Glossary of Terms
adjoint method
The adjoint method for sensitivity analysis is based on exploiting the adjoint identity given an objective functional to derive and solve a set of adjoint equations. The adjoint solution is then used to compute the functional sensitivity with respect to sensitivity parameters.
BFGS (Broyden–Fletcher–Goldfarb–Shanno)
A specific family of optimization algorithms where updates are made to approximate the inverse of the Hessian matrix.
bounds
An inequality constraint setting lower and upper bounds directly on each control variable degree of freedom.
contributions to objective function
The objective function is a scalar function of the control variables. In the optimization interface, the objective is formed by the summation of contributions from global contributions, probe contributions, and integral contributions to the objective functions.
control variable
The control variables parameterize the optimization or sensitivity problem. The objective function and constraint are expressed in the terms of the control variables. In the mathematical and engineering literature, the control variables are sometimes also referred to as optimization variables, design variables, or decision variable.
design constraint
A constraint which can be evaluated before any multiphysics simulation has been performed.
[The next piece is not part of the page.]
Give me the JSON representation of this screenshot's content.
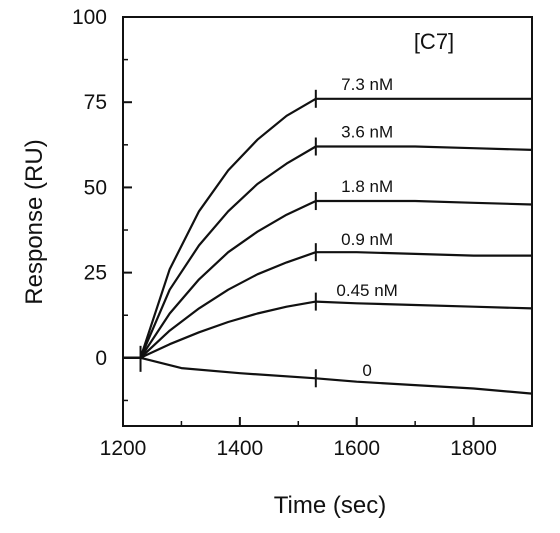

A design constrain can be expressed explicitly in the control variables, without involving the multiphysics problem solution.
design problem
An optimization problem where the objective function quantifies the performance in a multiphysics model. For such problems, the control variable is sometimes referred to as the design variables. Problems of this kind arise in, for example, structural optimization, antenna design, and process optimization.
feasible set
The control variables can be constrained to a feasible set. The feasible set is typically expressed by a set of constraints acting on the control variables. The feasible set can also be implicitly limited by the existence of a solution to a multiphysics problem.
forward method
The forward method for sensitivity analysis is based on solving the equations obtained by applying the chain rule of differentiation, with respect to sensitivity parameters, to the original DAEs.
global inequality constraint
A constraint that sets upper and lower bounds on a general global expression, possibly involving both the control variables and the PDE solution.
integral inequality constraint
A constraint that sets upper and lower bounds on an integral of an expression, possibly involving the PDE solution and control variables, over a set of geometric entities of the same dimension
objective function
A single-valued function of the PDE solution and control variables representing the performance of a multiphysics model or how well a parametric model matches measured data. Alternative terminology used for the objective function is cost function, goal function, or quantity of interest.
optimization problem
The optimization problem is to find values of the control variables, belonging to a given feasible set, such that the objective function attains its minimum (or maximum) value.
parameter estimation problem
An inverse problem where the objective function defines how well a parametric model matches measured data. Replacing the parameters with control variables leads to an optimization problem, which can arise in, for example, geophysical imaging, nondestructive testing, and biomedical imaging.
PDE-constrained optimization problem
An optimization problem where the feasible set is limited by the condition that a given multiphysics model, represented as a PDE, has a unique solution.
PDE solution
The solution to a multiphysics problem in response to specific values of the control variables.
performance constraint
A constraint involving the multiphysics simulation result. Performance constraints in general have the same structure as the objective function, and are as expensive to evaluate.
pointwise inequality constraint
An inequality constraint in a PDE-constrained optimization problem involving an explicit expression in terms of the control variables. The constraint sets lower and upper bounds on the expression for node points in a set of geometric entities of the same dimension.
sensitivity problem
The sensitivity problem determines the gradient of an objective function with respect to the control variables.
solution variables
Designates variables that are not control variables, for example, field variables and global variables.
superbasic variable
A variable is superbasic if it is not currently at one of its bounds.